Wylie trägt eines dieser T-Shirts von einer dieser Gruppen, die momentan überall, also quasi: global, seit dem Start des ersten bemannten Raumflugs zum Mars ins Leben gerufen worden sind. Da trifft man sich so regelmäßig, schaut die tägliche Live-Übertragung aus der Enterprise, das Raumschiff heißt tatsächlich Enterprise, im eigens für die nächsten 22 Monate auf Sendung gegangenen 24-hrs-Mars-Channel an, und wenn man Glück hat, kann man — ein exklusives Privileg für die Mitglieder in einem dieser Clubs — mal mit einem Besatzungsmitglied, zum Beispiel der einzigen Deutschen an Bord, Anneliese Fritz, eine E-Mail austauschen oder über Funk reden.
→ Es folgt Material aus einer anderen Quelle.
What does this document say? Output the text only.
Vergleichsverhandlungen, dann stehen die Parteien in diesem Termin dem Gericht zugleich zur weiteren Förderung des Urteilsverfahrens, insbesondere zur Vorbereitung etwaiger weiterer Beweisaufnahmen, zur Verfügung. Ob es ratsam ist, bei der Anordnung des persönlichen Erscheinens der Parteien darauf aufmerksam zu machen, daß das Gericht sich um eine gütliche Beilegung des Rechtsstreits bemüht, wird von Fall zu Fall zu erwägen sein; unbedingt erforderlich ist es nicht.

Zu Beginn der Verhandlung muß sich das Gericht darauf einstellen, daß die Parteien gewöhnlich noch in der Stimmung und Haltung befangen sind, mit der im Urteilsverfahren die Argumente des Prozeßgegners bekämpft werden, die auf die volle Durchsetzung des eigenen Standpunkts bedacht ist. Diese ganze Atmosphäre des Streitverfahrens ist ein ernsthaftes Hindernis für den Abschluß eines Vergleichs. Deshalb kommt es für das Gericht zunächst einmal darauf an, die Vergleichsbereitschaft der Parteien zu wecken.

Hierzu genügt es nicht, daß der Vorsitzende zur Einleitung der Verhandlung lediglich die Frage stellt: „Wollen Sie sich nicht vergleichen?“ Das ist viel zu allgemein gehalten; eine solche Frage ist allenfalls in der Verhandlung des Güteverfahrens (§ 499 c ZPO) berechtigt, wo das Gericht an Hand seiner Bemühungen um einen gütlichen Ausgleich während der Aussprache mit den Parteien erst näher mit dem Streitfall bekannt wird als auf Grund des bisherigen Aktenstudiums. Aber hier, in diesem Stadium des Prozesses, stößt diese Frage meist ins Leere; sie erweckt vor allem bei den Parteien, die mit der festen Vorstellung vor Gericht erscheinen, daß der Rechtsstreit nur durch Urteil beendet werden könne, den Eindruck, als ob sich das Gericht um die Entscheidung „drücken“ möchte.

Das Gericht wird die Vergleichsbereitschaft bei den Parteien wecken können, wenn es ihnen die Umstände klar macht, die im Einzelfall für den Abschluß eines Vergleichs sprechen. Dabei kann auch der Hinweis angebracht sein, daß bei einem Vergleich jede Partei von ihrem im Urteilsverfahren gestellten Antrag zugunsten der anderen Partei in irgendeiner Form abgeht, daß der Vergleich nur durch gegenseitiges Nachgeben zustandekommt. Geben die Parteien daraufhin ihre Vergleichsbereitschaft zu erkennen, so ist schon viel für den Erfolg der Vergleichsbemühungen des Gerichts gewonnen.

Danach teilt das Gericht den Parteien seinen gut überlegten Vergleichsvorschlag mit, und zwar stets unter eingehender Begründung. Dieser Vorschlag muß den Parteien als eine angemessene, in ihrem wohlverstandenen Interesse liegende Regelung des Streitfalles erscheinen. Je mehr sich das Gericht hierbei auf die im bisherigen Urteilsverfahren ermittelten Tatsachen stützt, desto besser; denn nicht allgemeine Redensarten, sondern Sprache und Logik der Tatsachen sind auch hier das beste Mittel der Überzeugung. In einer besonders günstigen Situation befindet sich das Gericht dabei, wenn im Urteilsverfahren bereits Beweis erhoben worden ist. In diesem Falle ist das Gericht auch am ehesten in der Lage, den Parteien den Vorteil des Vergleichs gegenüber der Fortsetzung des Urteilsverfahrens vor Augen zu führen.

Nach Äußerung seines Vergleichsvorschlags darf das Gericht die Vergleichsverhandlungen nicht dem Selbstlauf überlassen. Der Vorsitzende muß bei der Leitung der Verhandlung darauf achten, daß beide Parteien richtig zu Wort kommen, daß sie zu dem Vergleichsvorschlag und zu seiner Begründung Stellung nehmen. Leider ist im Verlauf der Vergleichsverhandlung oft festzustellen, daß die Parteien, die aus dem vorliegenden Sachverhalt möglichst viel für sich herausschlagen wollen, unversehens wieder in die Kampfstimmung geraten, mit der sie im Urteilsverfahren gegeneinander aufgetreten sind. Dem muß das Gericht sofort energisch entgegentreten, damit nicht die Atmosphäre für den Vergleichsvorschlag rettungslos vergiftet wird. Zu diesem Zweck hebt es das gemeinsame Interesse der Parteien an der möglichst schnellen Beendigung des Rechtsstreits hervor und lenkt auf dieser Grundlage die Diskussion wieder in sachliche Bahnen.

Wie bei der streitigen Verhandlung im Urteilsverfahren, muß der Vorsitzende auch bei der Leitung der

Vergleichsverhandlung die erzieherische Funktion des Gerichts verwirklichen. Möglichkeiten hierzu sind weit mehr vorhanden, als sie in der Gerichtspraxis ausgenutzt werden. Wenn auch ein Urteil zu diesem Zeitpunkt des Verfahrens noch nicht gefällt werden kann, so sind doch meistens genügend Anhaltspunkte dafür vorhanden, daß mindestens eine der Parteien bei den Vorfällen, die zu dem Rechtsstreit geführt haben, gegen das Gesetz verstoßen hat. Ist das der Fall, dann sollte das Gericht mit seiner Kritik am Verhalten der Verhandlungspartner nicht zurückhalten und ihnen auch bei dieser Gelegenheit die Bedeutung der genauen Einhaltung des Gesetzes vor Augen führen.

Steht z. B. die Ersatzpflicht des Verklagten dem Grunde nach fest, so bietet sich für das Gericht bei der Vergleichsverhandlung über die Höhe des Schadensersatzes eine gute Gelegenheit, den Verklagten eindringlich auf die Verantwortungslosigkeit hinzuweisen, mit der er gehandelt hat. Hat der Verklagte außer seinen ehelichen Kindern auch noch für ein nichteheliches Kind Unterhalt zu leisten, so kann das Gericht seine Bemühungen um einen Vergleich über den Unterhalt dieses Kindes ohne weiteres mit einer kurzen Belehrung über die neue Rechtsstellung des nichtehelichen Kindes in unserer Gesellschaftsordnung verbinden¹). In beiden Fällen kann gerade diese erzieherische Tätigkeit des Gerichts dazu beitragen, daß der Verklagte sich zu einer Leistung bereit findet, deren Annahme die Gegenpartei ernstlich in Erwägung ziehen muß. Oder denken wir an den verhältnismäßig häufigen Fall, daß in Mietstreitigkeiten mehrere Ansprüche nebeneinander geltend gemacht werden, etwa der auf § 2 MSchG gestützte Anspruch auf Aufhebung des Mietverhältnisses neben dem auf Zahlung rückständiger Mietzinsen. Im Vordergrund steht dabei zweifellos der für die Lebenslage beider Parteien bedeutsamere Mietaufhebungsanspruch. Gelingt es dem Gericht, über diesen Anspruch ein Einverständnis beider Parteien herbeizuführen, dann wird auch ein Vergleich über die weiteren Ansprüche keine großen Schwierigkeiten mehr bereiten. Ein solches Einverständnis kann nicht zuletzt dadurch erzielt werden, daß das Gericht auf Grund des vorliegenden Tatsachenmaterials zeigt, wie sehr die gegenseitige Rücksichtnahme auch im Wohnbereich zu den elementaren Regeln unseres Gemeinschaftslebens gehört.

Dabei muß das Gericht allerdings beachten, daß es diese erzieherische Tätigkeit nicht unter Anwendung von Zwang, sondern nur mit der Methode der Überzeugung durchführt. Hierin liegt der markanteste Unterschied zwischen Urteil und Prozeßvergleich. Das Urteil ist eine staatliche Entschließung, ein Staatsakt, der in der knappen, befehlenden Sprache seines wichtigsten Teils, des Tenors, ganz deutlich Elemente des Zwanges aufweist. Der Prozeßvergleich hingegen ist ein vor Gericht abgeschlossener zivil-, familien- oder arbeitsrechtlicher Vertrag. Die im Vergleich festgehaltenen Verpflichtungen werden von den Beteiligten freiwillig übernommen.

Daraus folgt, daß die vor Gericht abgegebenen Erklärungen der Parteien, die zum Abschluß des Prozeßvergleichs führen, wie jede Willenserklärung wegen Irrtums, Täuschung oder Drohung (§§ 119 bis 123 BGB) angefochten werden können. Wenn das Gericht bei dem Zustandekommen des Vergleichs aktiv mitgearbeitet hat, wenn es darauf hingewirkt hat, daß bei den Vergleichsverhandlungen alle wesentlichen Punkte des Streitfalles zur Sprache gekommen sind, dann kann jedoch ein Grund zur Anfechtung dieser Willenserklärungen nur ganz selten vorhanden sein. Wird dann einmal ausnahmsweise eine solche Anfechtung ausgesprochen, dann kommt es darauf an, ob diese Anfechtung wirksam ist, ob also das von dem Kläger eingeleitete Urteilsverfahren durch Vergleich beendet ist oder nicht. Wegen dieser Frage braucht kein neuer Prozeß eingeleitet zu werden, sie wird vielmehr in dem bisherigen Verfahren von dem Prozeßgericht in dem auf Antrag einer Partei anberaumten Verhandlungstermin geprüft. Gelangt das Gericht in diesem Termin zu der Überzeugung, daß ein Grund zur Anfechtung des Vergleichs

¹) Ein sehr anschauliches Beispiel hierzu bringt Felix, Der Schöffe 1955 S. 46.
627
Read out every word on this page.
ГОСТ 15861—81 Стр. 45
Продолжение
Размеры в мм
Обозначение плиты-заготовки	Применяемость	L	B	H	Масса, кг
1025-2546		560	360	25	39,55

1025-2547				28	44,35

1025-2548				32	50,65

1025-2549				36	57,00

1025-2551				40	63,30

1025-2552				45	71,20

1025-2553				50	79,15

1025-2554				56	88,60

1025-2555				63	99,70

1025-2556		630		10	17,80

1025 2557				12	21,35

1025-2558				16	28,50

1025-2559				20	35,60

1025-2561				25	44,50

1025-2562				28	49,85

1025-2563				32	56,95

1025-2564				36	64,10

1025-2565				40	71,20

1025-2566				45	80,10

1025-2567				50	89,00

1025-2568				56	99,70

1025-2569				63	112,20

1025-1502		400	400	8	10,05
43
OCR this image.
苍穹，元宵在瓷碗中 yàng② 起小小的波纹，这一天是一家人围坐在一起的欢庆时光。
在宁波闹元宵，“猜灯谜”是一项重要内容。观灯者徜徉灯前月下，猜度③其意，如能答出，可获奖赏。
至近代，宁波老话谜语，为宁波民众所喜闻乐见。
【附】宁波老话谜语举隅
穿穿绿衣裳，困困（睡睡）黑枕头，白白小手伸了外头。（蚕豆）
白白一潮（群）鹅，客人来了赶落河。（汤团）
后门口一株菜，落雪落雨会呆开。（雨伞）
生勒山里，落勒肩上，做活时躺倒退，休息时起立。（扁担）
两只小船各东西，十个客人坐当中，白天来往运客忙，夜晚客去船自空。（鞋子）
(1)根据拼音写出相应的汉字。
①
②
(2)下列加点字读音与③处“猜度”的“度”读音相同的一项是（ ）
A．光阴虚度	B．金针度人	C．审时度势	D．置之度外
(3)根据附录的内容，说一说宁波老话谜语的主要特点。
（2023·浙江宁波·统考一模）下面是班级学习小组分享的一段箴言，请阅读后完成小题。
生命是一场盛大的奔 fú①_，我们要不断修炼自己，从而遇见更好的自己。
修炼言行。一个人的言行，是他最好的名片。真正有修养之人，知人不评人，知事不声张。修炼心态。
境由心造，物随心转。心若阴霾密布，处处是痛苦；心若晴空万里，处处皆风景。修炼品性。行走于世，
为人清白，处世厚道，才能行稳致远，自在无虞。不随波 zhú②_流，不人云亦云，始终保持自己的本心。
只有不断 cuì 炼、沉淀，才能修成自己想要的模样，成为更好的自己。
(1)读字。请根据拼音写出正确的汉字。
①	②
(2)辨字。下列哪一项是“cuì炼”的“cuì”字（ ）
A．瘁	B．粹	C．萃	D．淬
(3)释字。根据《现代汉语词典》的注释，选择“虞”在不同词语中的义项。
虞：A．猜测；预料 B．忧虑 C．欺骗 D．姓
Wylies Gruppe heißt Wir zählen! Das steht auch vorne in Gelb auf seinem von seiner Wampe gespannten T-Shirt. Wir zählen! heißt, das hat Costin mal in einer Reportage gesehen, daß die Club-Mitglieder am Anfang und Ende jedes Treffens für keine Ahnung, wie lange, die aktuell verbleibende Zeit bis zur Marslandung laut mitzählen, also rückwärts, countdownmäßig, so quasi als Ritual. Nächsten Juli wird die Enterprise dann tatsächlich auf dem Mars landen, der Besatzung werden vielleicht doch noch nicht, wie inzwischen in Expertenrunden diskutiert, alle Zähne ausgefallen sein, und der Kapitän, so ein Chinese, wird beim Betreten der Marsoberfläche irgendeinen Satz sagen — Moment. . macht der das dann auf chinesisch? Keine Ahnung. . oh, Gott.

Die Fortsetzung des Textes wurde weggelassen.